Department of Computer Science, Ozyegin University, Istanbul, Turkey.
BMC Genomics. 2022 Apr 9;23(1):287. doi: 10.1186/s12864-022-08498-5.
Hi-C and its high nucleosome resolution variant Micro-C provide a window into the spatial packing of a genome in 3D within the cell. Even though both techniques do not directly depend on the binding of specific antibodies, previous work has revealed enriched interactions and domain structures around multiple chromatin marks; epigenetic modifications and transcription factor binding sites. However, the joint impact of chromatin marks in Hi-C and Micro-C interactions have not been globally characterized, which limits our understanding of 3D genome characteristics. An emerging question is whether it is possible to deduce 3D genome characteristics and interactions by integrative analysis of multiple chromatin marks and associate interactions to functionality of the interacting loci.
We come up with a probabilistic method PROBC to decompose Hi-C and Micro-C interactions by known chromatin marks. PROBC is based on convex likelihood optimization, which can directly take into account both interaction existence and nonexistence. Through PROBC, we discover histone modifications (H3K27ac, H3K9me3, H3K4me3, H3K4me1) and CTCF as particularly predictive of Hi-C and Micro-C contacts across cell types and species. Moreover, histone modifications are more effective than transcription factor binding sites in explaining the genome's 3D shape through these interactions. PROBC can successfully predict Hi-C and Micro-C interactions in given species, while it is trained on different cell types or species. For instance, it can predict missing nucleosome resolution Micro-C interactions in human ES cells trained on mouse ES cells only from these 5 chromatin marks with above 0.75 AUC. Additionally, PROBC outperforms the existing methods in predicting interactions across almost all chromosomes.
Via our proposed method, we optimally decompose Hi-C interactions in terms of these chromatin marks at genome and chromosome levels. We find a subset of histone modifications and transcription factor binding sites to be predictive of both Hi-C and Micro-C interactions and TADs across human, mouse, and different cell types.

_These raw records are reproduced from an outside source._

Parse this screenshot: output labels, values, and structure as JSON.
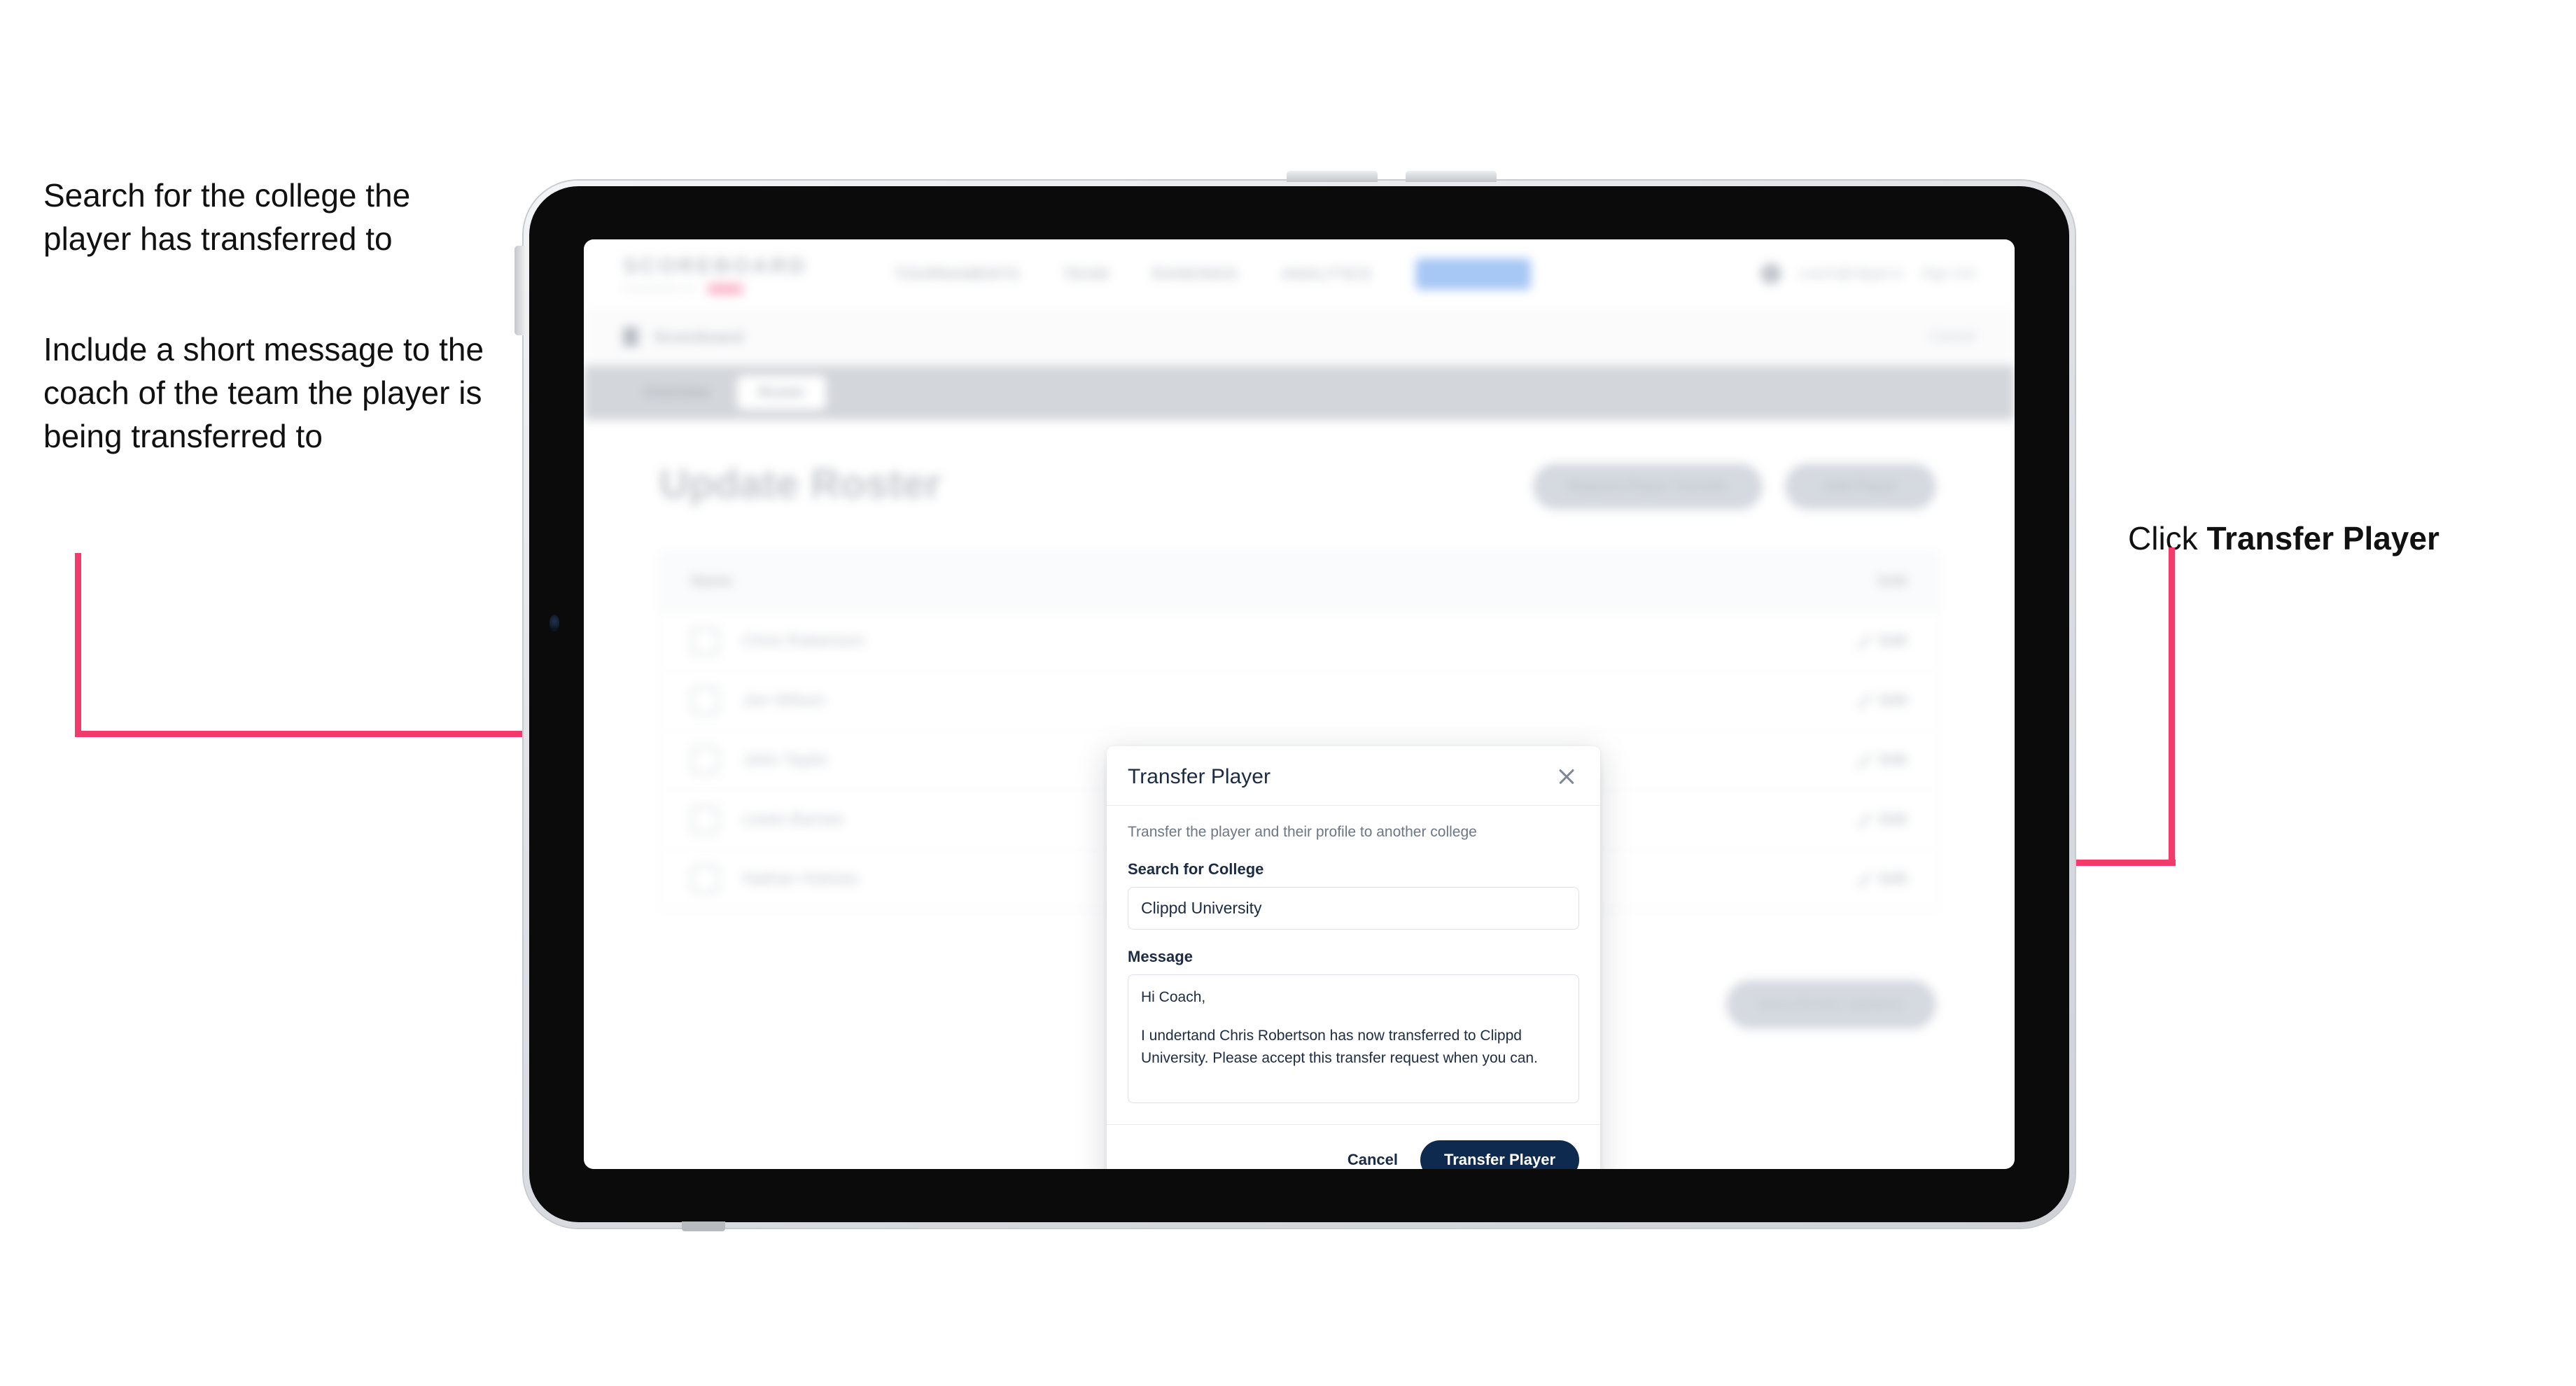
{
  "annotations": {
    "left_1": "Search for the college the player has transferred to",
    "left_2": "Include a short message to the coach of the team the player is being transferred to",
    "right_prefix": "Click ",
    "right_bold": "Transfer Player"
  },
  "colors": {
    "accent_pink": "#F23A6B",
    "primary_navy": "#0E2A4E",
    "text_dark": "#1C2B44",
    "muted_text": "#6C7685",
    "border": "#DDE0E6"
  },
  "app": {
    "logo": "SCOREBOARD",
    "logo_sub": "POWERED BY",
    "logo_badge": "NEW",
    "nav": [
      {
        "label": "TOURNAMENTS"
      },
      {
        "label": "TEAM"
      },
      {
        "label": "RANKINGS"
      },
      {
        "label": "ANALYTICS"
      }
    ],
    "nav_cta": "UPGRADE",
    "account": {
      "email": "coach@clippd.io",
      "sign_out": "Sign Out"
    },
    "breadcrumb": {
      "label": "Scoreboard",
      "sub": "Admin",
      "right": "Cancel"
    },
    "tabs": [
      {
        "label": "Overview",
        "active": false
      },
      {
        "label": "Roster",
        "active": true
      }
    ],
    "page_title": "Update Roster",
    "header_buttons": [
      {
        "label": "Request Player Transfer"
      },
      {
        "label": "Add Player"
      }
    ],
    "roster": {
      "columns": [
        "Name",
        "Edit"
      ],
      "rows": [
        {
          "name": "Chris Robertson",
          "action": "Edit"
        },
        {
          "name": "Jon Wilson",
          "action": "Edit"
        },
        {
          "name": "John Taylor",
          "action": "Edit"
        },
        {
          "name": "Lewis Barnes",
          "action": "Edit"
        },
        {
          "name": "Nathan Holmes",
          "action": "Edit"
        }
      ]
    },
    "save_button": "Save Roster Updates"
  },
  "modal": {
    "title": "Transfer Player",
    "close_icon": "close-icon",
    "subtitle": "Transfer the player and their profile to another college",
    "fields": {
      "college_label": "Search for College",
      "college_value": "Clippd University",
      "college_placeholder": "Search for College",
      "message_label": "Message",
      "message_line_1": "Hi Coach,",
      "message_line_2": "I undertand Chris Robertson has now transferred to Clippd University. Please accept this transfer request when you can."
    },
    "footer": {
      "cancel": "Cancel",
      "submit": "Transfer Player"
    }
  }
}
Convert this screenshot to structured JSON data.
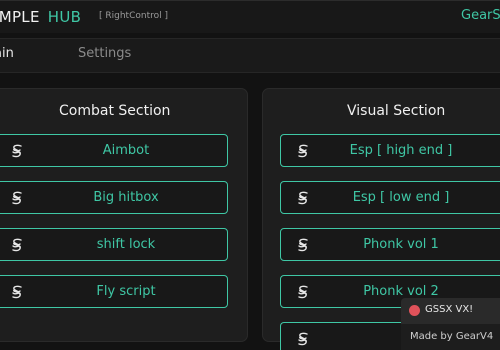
{
  "header": {
    "title_main": "IMPLE",
    "title_accent": "HUB",
    "keybind": "[ RightControl ]",
    "brand": "GearS"
  },
  "tabs": [
    {
      "label": "ain",
      "active": true
    },
    {
      "label": "Settings",
      "active": false
    }
  ],
  "combat": {
    "title": "Combat Section",
    "buttons": [
      "Aimbot",
      "Big hitbox",
      "shift lock",
      "Fly script"
    ]
  },
  "visual": {
    "title": "Visual Section",
    "buttons": [
      "Esp [ high end ]",
      "Esp [ low end ]",
      "Phonk vol 1",
      "Phonk vol 2"
    ]
  },
  "notifications": [
    {
      "text": "GSSX VX!"
    },
    {
      "text": "Made by GearV4"
    }
  ],
  "colors": {
    "accent": "#3fc7a5",
    "background": "#121212",
    "panel": "#1e1e1e",
    "notification_dot": "#e0525a"
  },
  "icons": {
    "button_icon": "swirl-s-icon",
    "notification_icon": "alert-dot-icon"
  }
}
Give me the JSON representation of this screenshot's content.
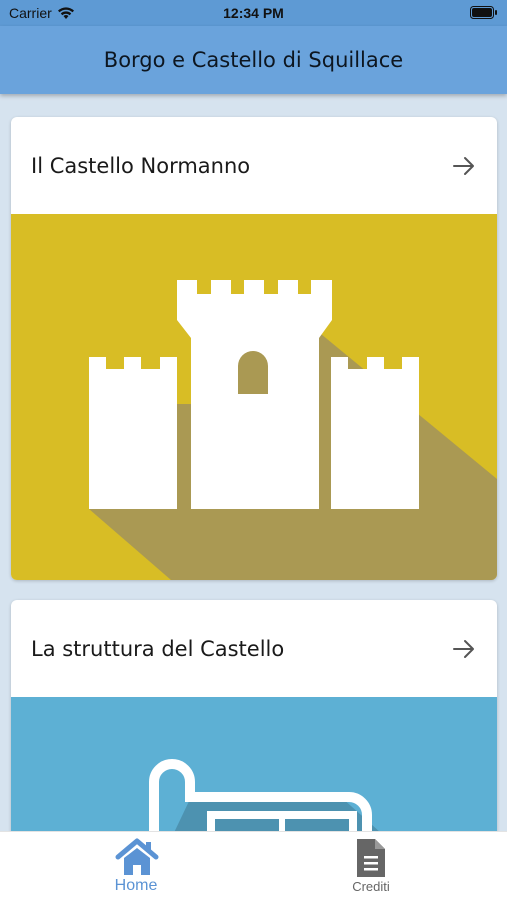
{
  "status_bar": {
    "carrier": "Carrier",
    "time": "12:34 PM"
  },
  "nav": {
    "title": "Borgo e Castello di Squillace"
  },
  "cards": [
    {
      "title": "Il Castello Normanno",
      "image_bg": "#d8bd25"
    },
    {
      "title": "La struttura del Castello",
      "image_bg": "#5db0d4"
    }
  ],
  "tabs": [
    {
      "label": "Home",
      "icon": "home-icon",
      "active": true,
      "color": "#5b93d4"
    },
    {
      "label": "Crediti",
      "icon": "document-icon",
      "active": false,
      "color": "#666666"
    }
  ]
}
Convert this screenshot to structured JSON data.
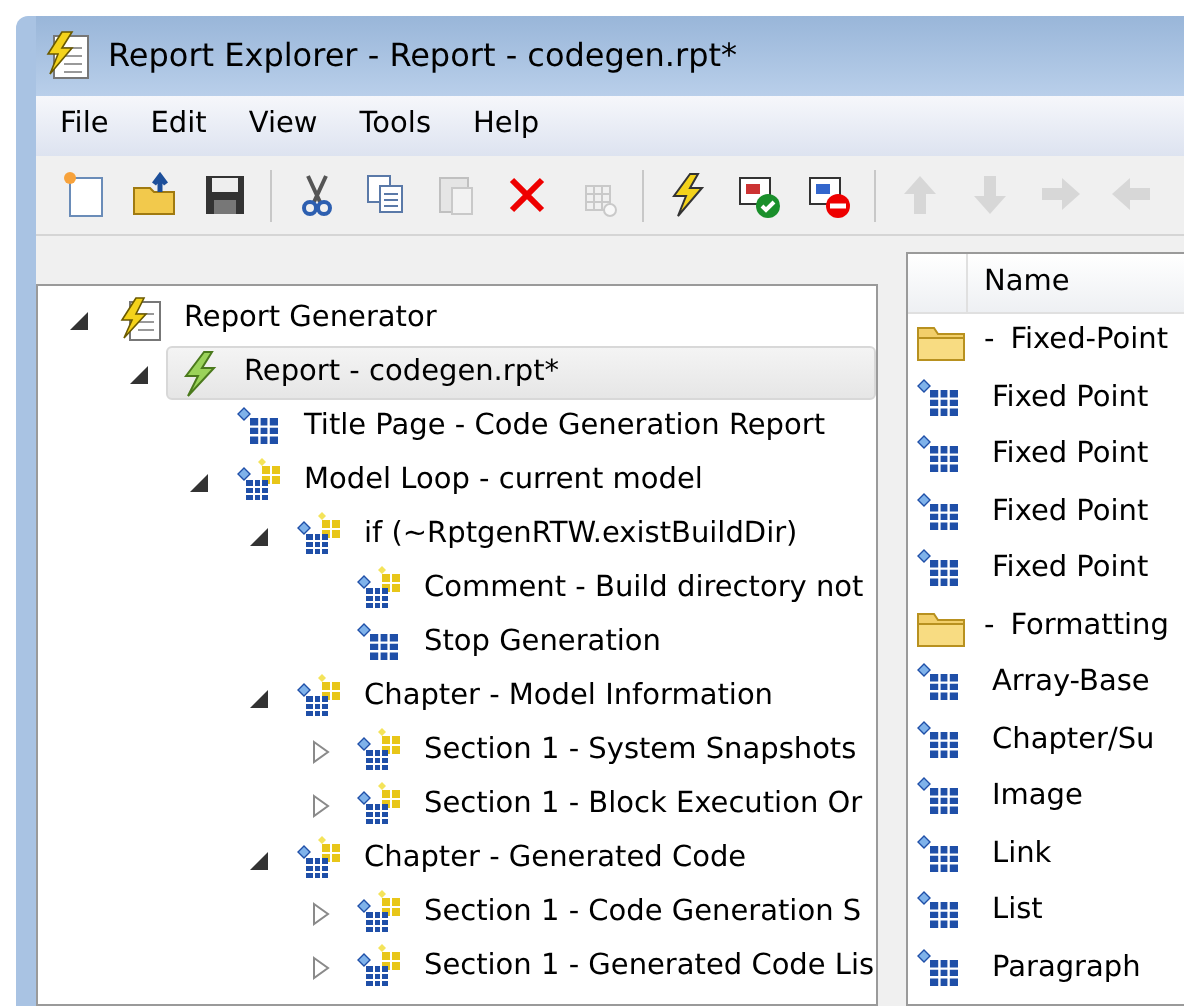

Through learned models, we can predict interactions on species just from chromatin marks for which Hi-C data may be limited.
Hi-C 和其高核小体分辨率变体 Micro-C 提供了一个在细胞内观察基因组在 3D 空间中包装的窗口。尽管这两种技术都不直接依赖于特定抗体的结合,但之前的工作已经揭示了多个染色质标记周围的富集相互作用和结构域;表观遗传修饰和转录因子结合位点。然而,Hi-C 和 Micro-C 相互作用中染色质标记的联合影响尚未得到全面描述,这限制了我们对 3D 基因组特征的理解。一个新出现的问题是,是否可以通过整合分析多个染色质标记来推断 3D 基因组特征和相互作用,并将相互作用与相互作用基因座的功能联系起来。
我们提出了一种概率方法 PROBC,通过已知的染色质标记来分解 Hi-C 和 Micro-C 的相互作用。PROBC 基于凸似然优化,它可以直接考虑相互作用的存在和不存在。通过 PROBC,我们发现组蛋白修饰(H3K27ac、H3K9me3、H3K4me3、H3K4me1)和 CTCF 特别能够预测不同细胞类型和物种中的 Hi-C 和 Micro-C 接触。此外,在通过这些相互作用解释基因组的 3D 形状方面,组蛋白修饰比转录因子结合位点更有效。PROBC 可以成功地预测给定物种中的 Hi-C 和 Micro-C 相互作用,而这些相互作用是在不同的细胞类型或物种上进行训练的。例如,它可以仅从这 5 个染色质标记中预测出在人类 ES 细胞中缺失的核小体分辨率 Micro-C 相互作用,而这些标记是在小鼠 ES 细胞上进行训练的,其 AUC 超过 0.75。此外,PROBC 在预测几乎所有染色体的相互作用方面都优于现有方法。
通过我们提出的方法,我们在基因组和染色体水平上以这些染色质标记为条件优化地分解了 Hi-C 相互作用。我们发现了一组组蛋白修饰和转录因子结合位点,这些修饰和结合位点可以预测人类、小鼠和不同细胞类型的 Hi-C 和 Micro-C 相互作用以及 TADs。通过学习模型,我们可以仅从染色质标记预测物种的相互作用,而这些标记的 Hi-C 数据可能是有限的。